Post-transcriptional dysregulation in autism, schizophrenia, and bipolar disorder.

The alteration of gene expression is not restricted to transcriptional regulation but includes a variety of post-transcriptional mechanisms, however, the role of the latter underlying many diseases remains relatively unknown. By utilizing an RNA-Seq dataset of 1510 brain samples from individuals with autism spectrum disorder (ASD), bipolar disorder (BD), schizophrenia (SCZ), and controls, we assessed the contribution of post-transcriptional dysregulation and identified top perturbators accountable for transcriptomic changes of expression in neuropsychiatric disorders. Around 30% of the variability in expression can be attributed to post-transcriptional dysregulation. Interestingly, RNA stability tended to decrease in SCZ and BD, leading to the inhibition of neurogenesis and neural differentiation, while the increase in ASD, resulted in enhanced activity of apoptosis. This finding implicated contrasting pathologies involving RNA stability among neuropsychiatric disorders. An RNA binding protein (RBP)-ELAVL3 - is predicted to be significantly involved in the disruption of RNA stability in all three disorders. To validate, we knocked down its expression in cerebral organoids.
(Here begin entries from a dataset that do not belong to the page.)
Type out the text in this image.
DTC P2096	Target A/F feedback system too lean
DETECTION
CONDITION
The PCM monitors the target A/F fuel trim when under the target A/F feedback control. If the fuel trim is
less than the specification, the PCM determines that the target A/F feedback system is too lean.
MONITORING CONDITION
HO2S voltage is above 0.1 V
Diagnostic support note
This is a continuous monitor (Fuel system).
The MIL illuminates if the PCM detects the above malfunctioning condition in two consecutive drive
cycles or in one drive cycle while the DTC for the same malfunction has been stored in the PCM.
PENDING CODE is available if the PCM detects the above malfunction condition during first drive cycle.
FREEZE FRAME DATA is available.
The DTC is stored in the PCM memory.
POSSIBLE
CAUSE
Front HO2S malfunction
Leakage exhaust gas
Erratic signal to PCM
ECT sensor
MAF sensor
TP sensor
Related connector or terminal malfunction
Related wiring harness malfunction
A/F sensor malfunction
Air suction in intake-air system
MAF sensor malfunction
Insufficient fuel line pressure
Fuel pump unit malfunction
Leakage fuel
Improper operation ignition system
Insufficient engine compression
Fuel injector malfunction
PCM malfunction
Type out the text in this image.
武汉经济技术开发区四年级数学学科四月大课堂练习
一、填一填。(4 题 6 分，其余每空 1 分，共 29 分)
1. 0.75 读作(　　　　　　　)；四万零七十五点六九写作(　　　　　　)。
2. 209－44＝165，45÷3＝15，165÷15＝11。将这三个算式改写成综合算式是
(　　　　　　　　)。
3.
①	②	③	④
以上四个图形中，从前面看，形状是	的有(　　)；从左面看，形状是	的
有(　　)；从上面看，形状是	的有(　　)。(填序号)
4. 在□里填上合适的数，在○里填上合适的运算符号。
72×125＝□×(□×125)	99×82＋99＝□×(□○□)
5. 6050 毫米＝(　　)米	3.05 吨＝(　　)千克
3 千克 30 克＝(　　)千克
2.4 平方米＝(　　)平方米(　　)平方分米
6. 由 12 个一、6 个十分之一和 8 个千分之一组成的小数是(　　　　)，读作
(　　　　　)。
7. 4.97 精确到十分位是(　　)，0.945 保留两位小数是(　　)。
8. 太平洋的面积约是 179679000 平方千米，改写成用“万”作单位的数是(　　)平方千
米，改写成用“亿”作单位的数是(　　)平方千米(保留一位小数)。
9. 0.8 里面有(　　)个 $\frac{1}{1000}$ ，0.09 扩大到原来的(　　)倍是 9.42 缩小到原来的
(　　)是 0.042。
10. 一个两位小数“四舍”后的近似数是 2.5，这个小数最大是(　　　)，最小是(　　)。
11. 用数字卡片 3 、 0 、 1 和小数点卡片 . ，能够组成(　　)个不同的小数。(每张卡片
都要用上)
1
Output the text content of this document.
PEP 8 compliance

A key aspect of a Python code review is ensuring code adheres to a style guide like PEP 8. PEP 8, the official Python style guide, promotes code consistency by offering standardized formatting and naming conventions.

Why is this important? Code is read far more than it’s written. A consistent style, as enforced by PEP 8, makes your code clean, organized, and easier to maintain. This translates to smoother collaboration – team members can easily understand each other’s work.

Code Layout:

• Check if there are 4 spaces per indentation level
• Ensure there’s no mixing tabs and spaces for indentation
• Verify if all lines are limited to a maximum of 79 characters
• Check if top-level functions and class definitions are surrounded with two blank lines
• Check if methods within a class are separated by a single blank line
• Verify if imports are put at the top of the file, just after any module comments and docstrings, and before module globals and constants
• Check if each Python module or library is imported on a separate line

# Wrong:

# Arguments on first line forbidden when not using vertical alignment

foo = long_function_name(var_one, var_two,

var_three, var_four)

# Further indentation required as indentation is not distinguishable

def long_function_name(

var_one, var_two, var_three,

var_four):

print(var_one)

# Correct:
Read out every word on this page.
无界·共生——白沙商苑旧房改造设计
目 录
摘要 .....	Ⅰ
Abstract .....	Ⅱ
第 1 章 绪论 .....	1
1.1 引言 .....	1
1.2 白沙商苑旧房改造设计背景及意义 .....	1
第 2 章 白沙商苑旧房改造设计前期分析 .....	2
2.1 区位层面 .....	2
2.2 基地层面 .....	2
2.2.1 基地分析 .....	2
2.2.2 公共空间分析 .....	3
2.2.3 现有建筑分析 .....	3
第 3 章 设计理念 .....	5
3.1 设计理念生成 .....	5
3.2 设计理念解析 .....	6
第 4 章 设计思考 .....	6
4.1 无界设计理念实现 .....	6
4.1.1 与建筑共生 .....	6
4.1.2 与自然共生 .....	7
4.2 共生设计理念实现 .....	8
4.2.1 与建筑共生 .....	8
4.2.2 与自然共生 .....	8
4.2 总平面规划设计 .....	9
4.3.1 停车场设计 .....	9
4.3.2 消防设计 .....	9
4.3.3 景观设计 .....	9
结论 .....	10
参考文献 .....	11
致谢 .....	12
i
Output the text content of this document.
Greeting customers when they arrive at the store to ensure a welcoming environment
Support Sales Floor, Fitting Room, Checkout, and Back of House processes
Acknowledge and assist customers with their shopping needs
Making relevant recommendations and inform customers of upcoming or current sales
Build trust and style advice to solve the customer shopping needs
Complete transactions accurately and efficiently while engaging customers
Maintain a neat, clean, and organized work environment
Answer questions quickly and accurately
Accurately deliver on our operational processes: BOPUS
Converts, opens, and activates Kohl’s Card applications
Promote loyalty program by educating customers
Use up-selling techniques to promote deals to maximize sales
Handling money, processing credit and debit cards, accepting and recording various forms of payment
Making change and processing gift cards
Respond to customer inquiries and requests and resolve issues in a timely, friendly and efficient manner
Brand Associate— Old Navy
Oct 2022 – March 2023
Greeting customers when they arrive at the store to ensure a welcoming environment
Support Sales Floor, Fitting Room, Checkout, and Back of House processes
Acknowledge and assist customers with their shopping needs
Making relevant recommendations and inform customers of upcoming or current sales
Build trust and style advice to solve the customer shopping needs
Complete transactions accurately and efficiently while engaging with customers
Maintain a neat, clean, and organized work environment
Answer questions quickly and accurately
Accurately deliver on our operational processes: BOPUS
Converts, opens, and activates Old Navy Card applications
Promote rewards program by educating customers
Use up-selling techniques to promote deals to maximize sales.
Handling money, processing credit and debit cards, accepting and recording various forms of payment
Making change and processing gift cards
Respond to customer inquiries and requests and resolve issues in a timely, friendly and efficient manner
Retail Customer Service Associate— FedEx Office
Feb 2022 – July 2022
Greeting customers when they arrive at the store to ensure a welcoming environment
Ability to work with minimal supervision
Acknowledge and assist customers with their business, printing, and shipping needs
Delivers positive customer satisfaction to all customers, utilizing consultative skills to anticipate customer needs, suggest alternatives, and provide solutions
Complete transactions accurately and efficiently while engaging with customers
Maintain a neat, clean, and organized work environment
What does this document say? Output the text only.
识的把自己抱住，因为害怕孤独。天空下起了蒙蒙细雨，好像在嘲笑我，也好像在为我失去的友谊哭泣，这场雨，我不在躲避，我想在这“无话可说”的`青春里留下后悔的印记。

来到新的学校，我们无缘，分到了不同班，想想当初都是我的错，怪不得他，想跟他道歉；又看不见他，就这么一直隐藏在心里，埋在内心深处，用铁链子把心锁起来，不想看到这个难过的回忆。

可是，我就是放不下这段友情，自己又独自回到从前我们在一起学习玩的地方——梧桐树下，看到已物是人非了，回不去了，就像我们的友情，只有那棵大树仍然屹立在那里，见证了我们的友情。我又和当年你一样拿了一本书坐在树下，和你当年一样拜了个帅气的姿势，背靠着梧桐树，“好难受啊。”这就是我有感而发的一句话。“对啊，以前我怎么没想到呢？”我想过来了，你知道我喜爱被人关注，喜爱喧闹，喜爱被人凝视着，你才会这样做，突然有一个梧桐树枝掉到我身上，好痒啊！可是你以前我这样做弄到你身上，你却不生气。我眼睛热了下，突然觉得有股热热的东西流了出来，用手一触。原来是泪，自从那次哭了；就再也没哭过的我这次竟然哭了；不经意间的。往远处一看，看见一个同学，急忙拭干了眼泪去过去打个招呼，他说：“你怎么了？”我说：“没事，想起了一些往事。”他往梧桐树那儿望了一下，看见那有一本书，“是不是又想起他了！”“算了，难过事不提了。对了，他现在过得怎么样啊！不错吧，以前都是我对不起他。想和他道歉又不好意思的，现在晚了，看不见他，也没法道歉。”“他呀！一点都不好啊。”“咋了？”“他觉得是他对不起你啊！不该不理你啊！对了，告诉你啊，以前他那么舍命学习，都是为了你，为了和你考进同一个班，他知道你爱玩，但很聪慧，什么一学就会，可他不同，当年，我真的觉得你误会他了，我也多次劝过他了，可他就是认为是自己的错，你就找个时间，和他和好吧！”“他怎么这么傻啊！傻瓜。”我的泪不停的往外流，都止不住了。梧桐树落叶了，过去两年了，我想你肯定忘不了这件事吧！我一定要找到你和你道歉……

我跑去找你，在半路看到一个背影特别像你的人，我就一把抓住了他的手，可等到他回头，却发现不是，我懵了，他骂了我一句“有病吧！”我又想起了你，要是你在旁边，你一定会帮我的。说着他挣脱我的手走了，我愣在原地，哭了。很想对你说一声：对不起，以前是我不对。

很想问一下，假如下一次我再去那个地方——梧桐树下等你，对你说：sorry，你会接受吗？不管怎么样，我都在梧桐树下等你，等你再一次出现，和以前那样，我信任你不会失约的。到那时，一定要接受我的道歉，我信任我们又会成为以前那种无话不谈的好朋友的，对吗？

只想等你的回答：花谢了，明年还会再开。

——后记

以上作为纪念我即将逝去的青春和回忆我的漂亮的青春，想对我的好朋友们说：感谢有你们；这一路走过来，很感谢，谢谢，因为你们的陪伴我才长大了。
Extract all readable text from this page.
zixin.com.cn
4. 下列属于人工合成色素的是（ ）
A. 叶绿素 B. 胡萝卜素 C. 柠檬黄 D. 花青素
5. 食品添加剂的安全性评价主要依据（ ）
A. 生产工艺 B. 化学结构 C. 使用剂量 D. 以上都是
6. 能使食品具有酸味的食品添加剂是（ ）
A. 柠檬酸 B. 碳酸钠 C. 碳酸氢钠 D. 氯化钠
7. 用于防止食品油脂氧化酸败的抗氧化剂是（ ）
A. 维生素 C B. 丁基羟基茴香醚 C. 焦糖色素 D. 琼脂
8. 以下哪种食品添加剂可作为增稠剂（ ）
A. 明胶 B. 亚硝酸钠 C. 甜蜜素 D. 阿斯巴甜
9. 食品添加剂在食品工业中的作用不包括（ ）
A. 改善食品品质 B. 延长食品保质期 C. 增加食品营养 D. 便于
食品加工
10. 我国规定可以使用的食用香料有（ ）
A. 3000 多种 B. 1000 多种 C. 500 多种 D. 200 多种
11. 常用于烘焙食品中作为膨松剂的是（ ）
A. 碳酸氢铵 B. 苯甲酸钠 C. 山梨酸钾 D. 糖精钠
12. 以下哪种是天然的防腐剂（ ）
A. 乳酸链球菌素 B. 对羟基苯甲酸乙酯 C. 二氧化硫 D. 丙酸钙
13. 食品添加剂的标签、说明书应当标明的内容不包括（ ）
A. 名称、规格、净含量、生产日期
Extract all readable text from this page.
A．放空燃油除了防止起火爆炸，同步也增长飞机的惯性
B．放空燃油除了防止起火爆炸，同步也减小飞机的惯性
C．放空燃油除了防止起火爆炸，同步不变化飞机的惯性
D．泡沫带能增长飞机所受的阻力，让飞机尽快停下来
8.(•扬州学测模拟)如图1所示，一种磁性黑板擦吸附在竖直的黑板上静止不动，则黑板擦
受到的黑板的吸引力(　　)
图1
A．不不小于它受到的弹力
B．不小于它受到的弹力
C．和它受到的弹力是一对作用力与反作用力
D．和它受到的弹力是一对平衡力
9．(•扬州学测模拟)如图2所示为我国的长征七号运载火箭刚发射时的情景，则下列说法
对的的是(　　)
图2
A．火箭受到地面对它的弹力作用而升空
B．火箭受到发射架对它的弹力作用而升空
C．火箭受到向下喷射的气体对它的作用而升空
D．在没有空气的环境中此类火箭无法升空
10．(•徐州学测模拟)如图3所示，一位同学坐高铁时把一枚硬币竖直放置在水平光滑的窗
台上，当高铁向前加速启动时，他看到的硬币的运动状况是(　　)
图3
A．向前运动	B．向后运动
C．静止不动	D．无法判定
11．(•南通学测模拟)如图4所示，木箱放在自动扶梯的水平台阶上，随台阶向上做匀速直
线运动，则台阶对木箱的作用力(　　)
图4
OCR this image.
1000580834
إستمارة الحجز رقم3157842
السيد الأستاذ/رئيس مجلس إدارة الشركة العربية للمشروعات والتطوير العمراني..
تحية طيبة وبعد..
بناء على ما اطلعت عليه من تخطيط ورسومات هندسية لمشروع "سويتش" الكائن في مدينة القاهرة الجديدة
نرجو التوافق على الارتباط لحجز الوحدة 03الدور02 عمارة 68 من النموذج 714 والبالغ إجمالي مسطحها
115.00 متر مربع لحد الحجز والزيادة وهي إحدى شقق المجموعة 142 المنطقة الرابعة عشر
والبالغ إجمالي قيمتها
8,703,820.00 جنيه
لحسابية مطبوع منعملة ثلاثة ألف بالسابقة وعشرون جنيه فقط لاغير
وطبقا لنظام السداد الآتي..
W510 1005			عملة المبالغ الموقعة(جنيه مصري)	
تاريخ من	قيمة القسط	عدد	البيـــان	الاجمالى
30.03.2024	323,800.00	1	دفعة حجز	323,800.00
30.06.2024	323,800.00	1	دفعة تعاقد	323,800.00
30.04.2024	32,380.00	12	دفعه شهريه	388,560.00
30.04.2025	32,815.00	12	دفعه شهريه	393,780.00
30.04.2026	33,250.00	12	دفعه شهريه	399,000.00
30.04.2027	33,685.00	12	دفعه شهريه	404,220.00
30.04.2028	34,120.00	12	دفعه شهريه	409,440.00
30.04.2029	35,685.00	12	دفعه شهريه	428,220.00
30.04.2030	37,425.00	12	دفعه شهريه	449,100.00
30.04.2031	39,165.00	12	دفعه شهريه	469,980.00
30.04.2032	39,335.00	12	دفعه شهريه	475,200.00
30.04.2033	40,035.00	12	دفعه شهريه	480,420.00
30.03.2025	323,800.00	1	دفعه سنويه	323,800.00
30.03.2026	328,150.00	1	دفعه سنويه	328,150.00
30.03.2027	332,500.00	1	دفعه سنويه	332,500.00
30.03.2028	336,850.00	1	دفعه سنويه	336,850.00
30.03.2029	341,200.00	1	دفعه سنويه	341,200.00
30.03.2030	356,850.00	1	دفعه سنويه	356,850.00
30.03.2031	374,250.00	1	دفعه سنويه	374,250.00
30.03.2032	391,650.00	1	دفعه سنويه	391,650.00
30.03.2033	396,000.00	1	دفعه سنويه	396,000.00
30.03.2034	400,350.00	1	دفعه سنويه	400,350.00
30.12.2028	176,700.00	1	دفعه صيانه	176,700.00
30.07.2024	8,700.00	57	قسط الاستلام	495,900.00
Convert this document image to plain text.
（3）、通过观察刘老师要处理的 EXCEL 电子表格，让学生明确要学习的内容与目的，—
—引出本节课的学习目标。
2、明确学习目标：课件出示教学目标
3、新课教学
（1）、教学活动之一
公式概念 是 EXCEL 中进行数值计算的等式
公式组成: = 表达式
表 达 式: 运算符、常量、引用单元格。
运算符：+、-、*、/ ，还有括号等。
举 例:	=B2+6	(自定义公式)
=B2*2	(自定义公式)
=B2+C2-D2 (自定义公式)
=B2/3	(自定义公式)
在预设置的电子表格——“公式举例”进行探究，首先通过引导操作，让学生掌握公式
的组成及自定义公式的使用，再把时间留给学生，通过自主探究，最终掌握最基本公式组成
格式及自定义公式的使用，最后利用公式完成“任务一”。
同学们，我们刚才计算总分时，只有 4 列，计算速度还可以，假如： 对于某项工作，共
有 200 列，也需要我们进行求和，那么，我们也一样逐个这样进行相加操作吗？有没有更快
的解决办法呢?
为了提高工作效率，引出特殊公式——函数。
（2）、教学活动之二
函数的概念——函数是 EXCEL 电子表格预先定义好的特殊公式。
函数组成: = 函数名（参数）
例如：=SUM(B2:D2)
Not only differentially expressed genes in ELAVL3-knockdown covered a considerable proportion of predicted targets in three disorders, we also found neurogenesis was significantly affected, given the diminished proliferation and consequently the reduced size of the organoids. Our study extends the current understanding of the link between post-transcriptional regulation and neuropsychiatric disorders and provides new therapeutic targets for early intervention.